Judge O'Connor placed her decision on the record. She found that plaintiff was more credible than defendant. The judge based this finding on her observations of plaintiff's demeanor and the manner in which plaintiff answered the questions. The judge stated that plaintiff's testimony was "forthright and honest." The judge noted that defendant's girlfriend had testified on his behalf but the judge did not "find her credible at all."
Judge O'Connor found that defendant had committed an act of domestic violence, specifically harassment under N.J.S.A. 2C:33-4b. The judge found that defendant had pushed plaintiff with sufficient force to cause her to fall and sustain bruises. The judge determined that this was an offensive touching of plaintiff by defendant. The judge entered the final restraining order in plaintiff's favor, and dismissed defendant's complaint. This appeal followed.

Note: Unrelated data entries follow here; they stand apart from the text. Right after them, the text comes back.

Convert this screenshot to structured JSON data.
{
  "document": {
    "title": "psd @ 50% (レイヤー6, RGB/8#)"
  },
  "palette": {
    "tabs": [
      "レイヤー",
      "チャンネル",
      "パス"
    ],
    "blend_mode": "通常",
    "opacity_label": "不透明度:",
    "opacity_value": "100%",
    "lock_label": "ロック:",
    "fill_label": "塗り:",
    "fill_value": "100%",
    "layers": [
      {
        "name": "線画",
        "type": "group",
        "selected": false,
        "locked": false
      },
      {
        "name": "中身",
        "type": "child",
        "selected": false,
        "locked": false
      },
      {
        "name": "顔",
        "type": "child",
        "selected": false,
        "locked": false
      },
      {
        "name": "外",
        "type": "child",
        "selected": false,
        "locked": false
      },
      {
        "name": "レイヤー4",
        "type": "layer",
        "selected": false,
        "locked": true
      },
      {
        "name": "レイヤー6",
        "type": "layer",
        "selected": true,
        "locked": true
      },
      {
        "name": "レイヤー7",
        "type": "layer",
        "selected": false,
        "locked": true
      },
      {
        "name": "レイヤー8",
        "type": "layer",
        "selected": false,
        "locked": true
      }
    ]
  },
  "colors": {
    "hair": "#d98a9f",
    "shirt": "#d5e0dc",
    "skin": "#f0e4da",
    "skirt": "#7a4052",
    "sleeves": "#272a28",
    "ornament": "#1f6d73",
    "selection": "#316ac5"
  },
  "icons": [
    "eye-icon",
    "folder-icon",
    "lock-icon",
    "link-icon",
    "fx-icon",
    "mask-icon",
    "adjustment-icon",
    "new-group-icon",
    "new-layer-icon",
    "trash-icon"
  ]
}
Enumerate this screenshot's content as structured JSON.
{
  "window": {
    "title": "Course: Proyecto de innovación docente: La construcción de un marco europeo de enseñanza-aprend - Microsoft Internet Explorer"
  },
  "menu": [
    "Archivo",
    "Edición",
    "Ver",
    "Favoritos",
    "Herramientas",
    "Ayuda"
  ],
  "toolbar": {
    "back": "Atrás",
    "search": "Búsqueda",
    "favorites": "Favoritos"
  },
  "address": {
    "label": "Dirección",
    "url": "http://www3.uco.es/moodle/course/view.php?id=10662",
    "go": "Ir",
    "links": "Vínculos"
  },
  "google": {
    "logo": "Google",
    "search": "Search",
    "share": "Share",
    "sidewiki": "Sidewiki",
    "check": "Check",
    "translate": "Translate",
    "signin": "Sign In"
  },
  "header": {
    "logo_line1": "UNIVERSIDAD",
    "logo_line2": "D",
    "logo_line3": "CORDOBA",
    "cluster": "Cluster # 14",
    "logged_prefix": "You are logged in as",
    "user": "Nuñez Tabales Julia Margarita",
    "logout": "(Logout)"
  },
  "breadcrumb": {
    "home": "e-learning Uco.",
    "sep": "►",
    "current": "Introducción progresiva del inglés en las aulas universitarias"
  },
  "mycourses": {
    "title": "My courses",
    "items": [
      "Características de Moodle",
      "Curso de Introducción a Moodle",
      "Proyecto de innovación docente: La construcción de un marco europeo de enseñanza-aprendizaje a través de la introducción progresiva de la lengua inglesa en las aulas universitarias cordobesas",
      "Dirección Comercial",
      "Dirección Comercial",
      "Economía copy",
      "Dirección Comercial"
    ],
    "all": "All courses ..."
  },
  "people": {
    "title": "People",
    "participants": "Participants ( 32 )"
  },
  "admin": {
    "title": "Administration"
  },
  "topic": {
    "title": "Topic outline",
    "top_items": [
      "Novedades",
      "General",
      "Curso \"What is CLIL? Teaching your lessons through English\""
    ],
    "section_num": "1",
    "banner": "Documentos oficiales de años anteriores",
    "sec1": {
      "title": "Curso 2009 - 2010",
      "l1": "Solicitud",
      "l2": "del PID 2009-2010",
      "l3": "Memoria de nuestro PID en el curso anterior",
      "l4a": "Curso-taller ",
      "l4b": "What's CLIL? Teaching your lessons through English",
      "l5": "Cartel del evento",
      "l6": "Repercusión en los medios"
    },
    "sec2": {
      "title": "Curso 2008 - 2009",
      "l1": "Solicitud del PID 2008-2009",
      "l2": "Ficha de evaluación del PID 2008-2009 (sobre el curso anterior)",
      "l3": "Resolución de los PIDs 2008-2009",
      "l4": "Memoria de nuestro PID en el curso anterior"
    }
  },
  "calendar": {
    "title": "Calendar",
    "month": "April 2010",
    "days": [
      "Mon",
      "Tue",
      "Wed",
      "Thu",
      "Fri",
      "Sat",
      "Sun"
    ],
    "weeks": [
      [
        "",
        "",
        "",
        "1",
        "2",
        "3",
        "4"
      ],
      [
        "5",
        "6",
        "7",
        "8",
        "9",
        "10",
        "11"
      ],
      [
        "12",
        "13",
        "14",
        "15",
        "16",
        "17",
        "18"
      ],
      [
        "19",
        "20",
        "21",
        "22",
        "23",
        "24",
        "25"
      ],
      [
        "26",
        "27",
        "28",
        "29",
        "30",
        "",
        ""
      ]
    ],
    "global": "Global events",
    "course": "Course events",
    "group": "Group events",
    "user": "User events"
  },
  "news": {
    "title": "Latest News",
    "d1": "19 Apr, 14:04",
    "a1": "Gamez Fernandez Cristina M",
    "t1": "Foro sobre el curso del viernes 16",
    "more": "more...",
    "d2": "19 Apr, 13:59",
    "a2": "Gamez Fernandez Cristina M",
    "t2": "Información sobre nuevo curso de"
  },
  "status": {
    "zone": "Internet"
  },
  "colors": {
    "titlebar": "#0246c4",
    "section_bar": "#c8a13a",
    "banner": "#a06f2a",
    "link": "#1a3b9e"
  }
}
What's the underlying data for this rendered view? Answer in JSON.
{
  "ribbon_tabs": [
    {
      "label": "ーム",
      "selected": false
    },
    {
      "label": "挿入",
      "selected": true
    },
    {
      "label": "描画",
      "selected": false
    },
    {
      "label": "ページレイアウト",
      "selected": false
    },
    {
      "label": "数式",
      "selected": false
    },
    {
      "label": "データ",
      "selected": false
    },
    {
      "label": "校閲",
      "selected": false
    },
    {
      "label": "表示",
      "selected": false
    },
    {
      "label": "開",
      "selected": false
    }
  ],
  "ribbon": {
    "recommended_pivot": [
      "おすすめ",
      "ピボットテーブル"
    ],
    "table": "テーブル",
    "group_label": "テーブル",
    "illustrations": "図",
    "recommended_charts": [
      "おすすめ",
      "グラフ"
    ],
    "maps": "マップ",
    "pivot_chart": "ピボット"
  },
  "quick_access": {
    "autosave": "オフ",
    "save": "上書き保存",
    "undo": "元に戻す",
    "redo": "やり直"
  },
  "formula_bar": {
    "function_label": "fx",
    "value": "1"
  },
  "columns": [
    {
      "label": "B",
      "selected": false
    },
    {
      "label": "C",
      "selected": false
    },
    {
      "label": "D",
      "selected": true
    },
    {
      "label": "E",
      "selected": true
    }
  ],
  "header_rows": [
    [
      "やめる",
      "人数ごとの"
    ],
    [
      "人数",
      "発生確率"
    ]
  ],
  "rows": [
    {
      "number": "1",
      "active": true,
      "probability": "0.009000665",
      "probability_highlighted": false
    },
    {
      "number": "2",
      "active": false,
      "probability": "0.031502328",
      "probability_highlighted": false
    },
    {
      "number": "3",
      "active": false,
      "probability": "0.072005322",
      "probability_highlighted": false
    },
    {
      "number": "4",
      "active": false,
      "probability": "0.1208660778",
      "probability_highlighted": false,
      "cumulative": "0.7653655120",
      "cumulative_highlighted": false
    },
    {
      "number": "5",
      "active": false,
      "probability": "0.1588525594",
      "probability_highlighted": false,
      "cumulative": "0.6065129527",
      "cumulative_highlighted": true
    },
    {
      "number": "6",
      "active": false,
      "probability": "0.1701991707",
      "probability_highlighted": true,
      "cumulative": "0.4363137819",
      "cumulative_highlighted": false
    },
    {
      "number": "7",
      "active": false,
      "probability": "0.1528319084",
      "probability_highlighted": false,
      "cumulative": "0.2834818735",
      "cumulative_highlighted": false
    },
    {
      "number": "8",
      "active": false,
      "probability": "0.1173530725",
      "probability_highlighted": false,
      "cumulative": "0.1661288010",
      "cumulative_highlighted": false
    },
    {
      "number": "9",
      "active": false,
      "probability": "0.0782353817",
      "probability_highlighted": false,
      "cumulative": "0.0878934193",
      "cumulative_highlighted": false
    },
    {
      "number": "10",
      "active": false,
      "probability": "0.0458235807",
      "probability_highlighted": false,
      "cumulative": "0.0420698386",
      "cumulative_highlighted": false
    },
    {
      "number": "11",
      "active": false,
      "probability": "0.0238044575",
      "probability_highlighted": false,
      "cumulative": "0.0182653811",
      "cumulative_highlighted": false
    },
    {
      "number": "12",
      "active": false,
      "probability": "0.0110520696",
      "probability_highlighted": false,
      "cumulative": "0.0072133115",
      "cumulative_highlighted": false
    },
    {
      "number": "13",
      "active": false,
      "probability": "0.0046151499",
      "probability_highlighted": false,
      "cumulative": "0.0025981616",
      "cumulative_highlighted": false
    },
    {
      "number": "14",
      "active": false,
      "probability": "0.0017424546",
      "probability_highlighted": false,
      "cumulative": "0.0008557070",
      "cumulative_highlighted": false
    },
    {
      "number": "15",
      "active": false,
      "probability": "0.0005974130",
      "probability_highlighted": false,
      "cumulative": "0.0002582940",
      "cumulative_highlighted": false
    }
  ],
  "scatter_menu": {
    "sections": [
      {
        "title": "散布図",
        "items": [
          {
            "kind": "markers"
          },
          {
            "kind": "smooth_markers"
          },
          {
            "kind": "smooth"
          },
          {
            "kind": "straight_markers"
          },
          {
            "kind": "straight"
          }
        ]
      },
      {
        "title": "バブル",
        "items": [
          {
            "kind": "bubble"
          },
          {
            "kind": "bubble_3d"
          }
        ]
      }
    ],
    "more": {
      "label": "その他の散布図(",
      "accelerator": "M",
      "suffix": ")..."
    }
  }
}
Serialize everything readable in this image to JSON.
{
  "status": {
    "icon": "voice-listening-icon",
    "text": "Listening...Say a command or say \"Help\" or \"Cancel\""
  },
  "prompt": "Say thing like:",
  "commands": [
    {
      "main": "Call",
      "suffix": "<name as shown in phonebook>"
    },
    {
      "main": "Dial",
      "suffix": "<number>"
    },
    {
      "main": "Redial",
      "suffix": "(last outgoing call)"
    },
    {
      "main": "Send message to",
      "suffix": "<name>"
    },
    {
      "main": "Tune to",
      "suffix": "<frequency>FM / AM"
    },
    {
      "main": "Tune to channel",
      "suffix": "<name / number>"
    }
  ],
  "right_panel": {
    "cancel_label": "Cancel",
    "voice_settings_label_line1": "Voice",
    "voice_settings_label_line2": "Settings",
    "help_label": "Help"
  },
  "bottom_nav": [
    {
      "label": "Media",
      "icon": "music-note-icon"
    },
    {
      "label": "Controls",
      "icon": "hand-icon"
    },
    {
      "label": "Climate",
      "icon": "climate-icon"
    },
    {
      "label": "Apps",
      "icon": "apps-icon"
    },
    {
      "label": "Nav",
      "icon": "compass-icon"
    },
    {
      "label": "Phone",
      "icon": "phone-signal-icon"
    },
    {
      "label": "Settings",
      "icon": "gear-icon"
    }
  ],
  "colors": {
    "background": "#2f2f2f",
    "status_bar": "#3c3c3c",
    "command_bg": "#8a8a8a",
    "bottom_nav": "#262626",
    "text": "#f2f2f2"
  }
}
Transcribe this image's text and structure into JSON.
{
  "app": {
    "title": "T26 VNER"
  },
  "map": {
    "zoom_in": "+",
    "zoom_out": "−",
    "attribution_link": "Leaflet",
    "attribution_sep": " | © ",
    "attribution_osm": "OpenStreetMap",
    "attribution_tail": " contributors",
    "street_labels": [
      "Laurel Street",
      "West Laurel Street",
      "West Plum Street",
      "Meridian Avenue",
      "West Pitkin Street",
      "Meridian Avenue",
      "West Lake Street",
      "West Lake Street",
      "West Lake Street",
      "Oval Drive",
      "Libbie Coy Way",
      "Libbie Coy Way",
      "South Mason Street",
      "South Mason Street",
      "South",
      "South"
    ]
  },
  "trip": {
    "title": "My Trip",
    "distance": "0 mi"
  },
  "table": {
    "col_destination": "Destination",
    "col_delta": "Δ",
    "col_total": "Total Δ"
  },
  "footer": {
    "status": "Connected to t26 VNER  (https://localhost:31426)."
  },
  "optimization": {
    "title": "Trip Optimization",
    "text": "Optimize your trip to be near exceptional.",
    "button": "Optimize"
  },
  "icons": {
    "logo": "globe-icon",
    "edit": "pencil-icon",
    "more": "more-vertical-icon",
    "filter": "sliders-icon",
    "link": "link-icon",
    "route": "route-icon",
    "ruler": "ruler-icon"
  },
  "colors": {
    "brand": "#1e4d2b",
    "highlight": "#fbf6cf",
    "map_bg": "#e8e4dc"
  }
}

Defendant argues that: 1) the trial court made insufficient findings of fact and conclusions of law to support the entry of a final domestic violence restraining order; 2) the acts attributed to defendant do not rise to domestic violence within the meaning of N.J.S.A. 2C:33-4; 3) the events of June 12, 2006 were insufficient to justify the issuance of a final restraining order; and 4) the entry of a final restraining order based on the facts before the court does not serve the purpose of the PDVA. We are convinced that these contentions are entirely without merit. R. 2:11-3(e)(1)(E). We therefore affirm the order appealed from substantially for the reasons stated by Judge O'Connor on the record on June 22, 2006.